My first was 14.4(FIDO only), then 56(dialup) for a long time, then I've moved to US and rent of my first appt. included 8Mbit connection %)
Back in russia, in 90s, there was also such thing as "home networks". That's a network that spawned several multi-flat houses with hundreds of users :) Some of users shared an ADSL. They still exist now - video/music "sharing", multiplayer games are fun when you have 300+ local users online. And a dorm of IT dept had all 13 stories covered in wires even before there was 1 common network in university... eh, good old times.
Where is my NDD fix?
some people juggle geese...

bommel

Quote from: MaTe on June 21, 2011, 01:38:21 AM
My first was 14.4(FIDO only), then 56(dialup) for a long time, then I've moved to US and rent of my first appt. included 8Mbit connection %)

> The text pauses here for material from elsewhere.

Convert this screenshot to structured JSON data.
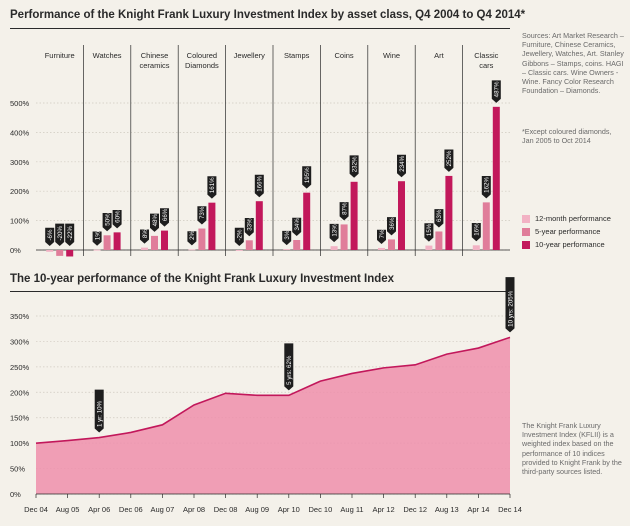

Back in russia, in 90s, there was also such thing as "home networks". That's a network that spawned several multi-flat houses with hundreds of users :) Some of users shared an ADSL. They still exist now - video/music "sharing", multiplayer games are fun when you have 300+ local users online. And a dorm of IT dept had all 13 stories covered in wires even before there was 1 common network in university... eh, good old times.